General and precise carbon confinement of functional nanostructures derived from assembled metal-phenolic networks for enhanced lithium storage

Carbon coating strategies have been widely used to enhance the electrochemical performance of electrode materials. However, several issues, including substrate material selectivity, hard control on precise coatings and a limited enhancement of electronic conductivity, hinder the conventional strategies from further practical application. Here, we develop a general, facile and programmable strategy to precisely construct carbon-confined functional nanostructures with high conductivity via metal-phenolic network (MPN) assembly and subsequent controlled pyrolysis. The instantaneous MPN assembly is realized via the coordination reaction between metal ions and phenolic ligands, and the thickness of the MPN shell can be well controlled by simply repeating the rapid assembly procedure. This strategy is further successfully extended to versatile electrode materials with diverse nanostructures and rich compositions.
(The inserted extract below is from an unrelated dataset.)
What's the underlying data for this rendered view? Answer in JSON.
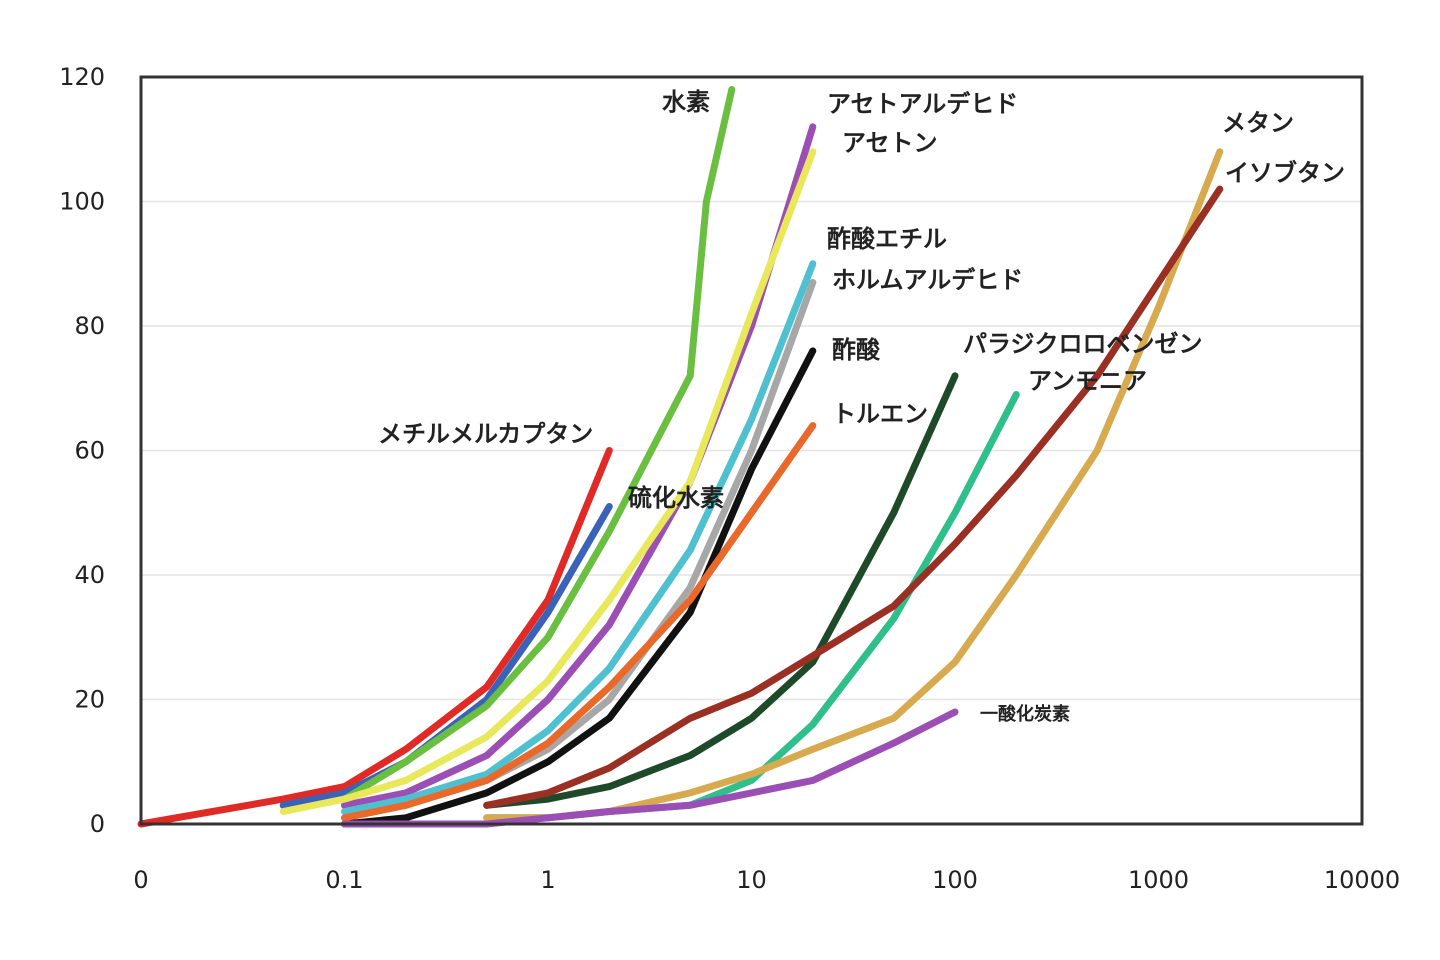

As a proof of concept, the as-synthesized carbon-confined SnO2 hollow spheres with Fe2O3 nanodots embedded in a carbon shell (SnO2@C-Fe2O3) exhibit a high reversible discharge capacity of 1203 mA h g(-1) after 100 cycles at 0.2 A g(-1), an excellent cycling stability with a capacity retention of 86% after 1000 cycles at 1 A g(-1), and a high capacity of 830 mA h g(-1) at a higher rate of 5 A g(-1). These remarkable performances are attributed to the unique carbon shell, which provides the robust structure to buffer the drastic volume variation and the enhanced electronic conductivity. This programmable and controllable carbon coating strategy opens a new avenue for the design of carbon-incorporated electrode materials for high-performance energy storage.